The death of travel – and of the travel book – has been predicted for almost a century. Writers as diverse as Joseph Conrad, Evelyn Waugh and Claude Lévi-Strauss long ago decided that travel writing, and travel itself, was finished. Nowadays, runs the obituary, the world has become overpopulated, and has grown too familiar through the ease of air flight and the computer screen.
There is a supposition, too, that travel writing is a postcolonial presumption: a notion that reduces all contact between ‘First World’ and ‘Third World’ cultures to a patronising act of acquisition. No mention here of travel as an avenue of understanding, of self-education or of empathy. Any meeting between unequal worlds is seen in terms of dominance – a notion that threatens to turn all human contact into paranoia.

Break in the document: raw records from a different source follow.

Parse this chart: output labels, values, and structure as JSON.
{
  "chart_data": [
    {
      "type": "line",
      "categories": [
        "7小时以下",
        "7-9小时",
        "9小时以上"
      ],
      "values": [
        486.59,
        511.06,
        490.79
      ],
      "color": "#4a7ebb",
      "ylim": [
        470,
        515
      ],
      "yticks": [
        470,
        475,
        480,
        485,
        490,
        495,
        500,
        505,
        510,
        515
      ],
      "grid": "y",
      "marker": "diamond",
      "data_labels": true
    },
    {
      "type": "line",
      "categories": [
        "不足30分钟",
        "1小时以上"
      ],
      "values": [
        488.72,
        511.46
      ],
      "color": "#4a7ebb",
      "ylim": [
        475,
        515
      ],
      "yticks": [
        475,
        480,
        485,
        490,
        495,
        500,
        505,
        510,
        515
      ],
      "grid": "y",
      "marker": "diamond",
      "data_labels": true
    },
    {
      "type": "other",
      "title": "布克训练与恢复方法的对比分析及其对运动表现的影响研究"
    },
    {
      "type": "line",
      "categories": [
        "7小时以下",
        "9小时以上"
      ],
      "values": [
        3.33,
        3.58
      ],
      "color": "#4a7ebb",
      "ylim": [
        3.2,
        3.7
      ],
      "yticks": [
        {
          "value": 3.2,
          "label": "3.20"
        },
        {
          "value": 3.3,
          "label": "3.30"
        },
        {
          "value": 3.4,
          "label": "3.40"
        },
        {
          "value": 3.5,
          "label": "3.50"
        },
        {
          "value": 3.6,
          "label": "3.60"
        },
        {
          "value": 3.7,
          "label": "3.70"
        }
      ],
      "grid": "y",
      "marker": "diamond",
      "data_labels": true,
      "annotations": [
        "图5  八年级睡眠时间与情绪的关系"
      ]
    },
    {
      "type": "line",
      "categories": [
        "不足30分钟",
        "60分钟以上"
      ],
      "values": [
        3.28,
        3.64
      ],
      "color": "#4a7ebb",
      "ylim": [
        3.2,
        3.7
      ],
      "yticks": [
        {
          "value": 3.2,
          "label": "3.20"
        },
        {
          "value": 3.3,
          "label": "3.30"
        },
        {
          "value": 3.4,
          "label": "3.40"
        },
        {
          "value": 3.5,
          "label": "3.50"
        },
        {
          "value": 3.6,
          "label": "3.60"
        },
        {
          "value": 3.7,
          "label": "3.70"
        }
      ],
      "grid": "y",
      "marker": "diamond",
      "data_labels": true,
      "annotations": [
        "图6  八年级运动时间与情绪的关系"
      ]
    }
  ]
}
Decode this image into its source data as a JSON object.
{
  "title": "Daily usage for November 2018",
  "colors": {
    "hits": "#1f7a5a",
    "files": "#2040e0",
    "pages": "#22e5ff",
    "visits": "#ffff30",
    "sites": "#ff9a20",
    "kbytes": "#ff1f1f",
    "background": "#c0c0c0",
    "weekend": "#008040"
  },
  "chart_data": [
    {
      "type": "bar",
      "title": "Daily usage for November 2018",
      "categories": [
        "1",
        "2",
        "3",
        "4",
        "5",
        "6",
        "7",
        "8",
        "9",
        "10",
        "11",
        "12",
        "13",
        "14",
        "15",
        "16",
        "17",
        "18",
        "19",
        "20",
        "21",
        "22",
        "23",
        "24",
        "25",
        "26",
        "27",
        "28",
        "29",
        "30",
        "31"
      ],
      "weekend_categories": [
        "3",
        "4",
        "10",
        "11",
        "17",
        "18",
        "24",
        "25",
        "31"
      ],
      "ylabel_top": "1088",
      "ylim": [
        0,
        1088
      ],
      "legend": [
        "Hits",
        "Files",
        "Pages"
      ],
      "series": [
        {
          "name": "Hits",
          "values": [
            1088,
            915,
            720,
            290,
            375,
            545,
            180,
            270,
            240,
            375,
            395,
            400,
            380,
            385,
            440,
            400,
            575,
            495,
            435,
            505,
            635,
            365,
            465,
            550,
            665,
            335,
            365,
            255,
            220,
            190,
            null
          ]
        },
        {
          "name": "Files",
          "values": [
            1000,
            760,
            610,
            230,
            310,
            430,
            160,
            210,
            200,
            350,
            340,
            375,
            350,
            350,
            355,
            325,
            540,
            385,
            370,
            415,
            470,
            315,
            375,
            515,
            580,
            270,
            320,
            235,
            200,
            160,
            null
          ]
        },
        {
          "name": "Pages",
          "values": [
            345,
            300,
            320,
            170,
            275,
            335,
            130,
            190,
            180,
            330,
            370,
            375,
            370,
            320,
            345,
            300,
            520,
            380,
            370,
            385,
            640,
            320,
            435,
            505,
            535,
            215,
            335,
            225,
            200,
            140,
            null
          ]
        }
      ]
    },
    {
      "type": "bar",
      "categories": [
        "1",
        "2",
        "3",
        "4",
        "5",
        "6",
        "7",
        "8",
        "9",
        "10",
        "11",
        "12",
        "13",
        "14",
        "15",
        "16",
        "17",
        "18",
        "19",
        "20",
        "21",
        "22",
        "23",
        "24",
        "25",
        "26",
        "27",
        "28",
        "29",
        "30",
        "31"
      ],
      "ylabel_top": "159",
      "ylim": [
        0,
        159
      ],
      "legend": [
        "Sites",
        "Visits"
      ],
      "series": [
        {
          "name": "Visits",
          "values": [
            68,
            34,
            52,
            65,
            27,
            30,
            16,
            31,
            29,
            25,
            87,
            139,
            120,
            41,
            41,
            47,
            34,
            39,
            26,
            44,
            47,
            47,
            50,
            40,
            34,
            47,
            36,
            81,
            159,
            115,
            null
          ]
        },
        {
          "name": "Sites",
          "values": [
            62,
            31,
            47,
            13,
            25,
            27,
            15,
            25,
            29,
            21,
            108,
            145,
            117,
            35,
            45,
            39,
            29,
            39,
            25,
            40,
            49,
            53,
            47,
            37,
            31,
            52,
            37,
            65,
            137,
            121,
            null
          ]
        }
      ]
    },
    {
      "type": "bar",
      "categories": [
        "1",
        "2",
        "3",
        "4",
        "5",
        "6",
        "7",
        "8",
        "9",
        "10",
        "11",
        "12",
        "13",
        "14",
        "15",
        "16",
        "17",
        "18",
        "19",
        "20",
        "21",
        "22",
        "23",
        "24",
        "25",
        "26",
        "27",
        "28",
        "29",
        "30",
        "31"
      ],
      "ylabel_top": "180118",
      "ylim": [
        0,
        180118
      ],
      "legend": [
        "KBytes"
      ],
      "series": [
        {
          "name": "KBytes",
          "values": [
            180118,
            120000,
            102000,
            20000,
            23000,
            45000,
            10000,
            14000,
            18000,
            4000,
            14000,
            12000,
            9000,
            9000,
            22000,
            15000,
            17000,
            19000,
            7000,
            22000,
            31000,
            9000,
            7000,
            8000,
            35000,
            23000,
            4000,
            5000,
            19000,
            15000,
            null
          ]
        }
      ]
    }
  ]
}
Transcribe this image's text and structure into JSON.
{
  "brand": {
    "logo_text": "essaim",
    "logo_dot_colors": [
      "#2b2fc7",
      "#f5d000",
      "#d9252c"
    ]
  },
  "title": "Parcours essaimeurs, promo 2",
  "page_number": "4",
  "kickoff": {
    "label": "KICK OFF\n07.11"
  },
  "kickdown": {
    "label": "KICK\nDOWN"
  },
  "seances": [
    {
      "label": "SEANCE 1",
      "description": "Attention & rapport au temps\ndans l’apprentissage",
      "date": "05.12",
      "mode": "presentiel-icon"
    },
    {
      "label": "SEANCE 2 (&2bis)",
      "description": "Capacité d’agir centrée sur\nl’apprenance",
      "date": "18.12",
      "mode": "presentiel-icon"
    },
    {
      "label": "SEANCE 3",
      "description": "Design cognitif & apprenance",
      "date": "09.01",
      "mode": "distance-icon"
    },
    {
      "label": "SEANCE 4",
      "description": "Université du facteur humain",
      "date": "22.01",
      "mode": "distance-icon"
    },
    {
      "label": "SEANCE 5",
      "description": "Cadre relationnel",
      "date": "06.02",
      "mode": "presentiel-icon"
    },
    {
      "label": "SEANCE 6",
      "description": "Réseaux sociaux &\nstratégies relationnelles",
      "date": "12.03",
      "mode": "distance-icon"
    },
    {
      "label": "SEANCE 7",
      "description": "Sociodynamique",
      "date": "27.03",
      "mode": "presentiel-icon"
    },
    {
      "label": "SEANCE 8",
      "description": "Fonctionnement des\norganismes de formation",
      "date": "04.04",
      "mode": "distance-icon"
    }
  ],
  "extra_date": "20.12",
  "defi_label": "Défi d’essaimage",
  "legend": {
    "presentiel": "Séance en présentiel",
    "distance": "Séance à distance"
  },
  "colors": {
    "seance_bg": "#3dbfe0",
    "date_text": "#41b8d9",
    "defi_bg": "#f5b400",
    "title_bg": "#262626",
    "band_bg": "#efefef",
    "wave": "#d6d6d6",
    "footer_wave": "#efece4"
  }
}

In fact the travel-writing genre is infinitely resilient and varied. Just as the world itself changes, so the priorities and sensibilities of those who write and travel it change too. The old patrician stress on the historical and aesthetic, with its assumption of a shared culture between writer and reader, has loosened into more personal and demotic writing, whose locus may not be the Acropolis but the coffee shop beneath it. So the baton passes down from Paul Theroux and Dervla Murphy to Rory MacLean, Sara Wheeler and Philip Marsden, and on to Oliver Bullough, Tim Butcher and many others – and the sheer variety of interest and enterprise defies prediction.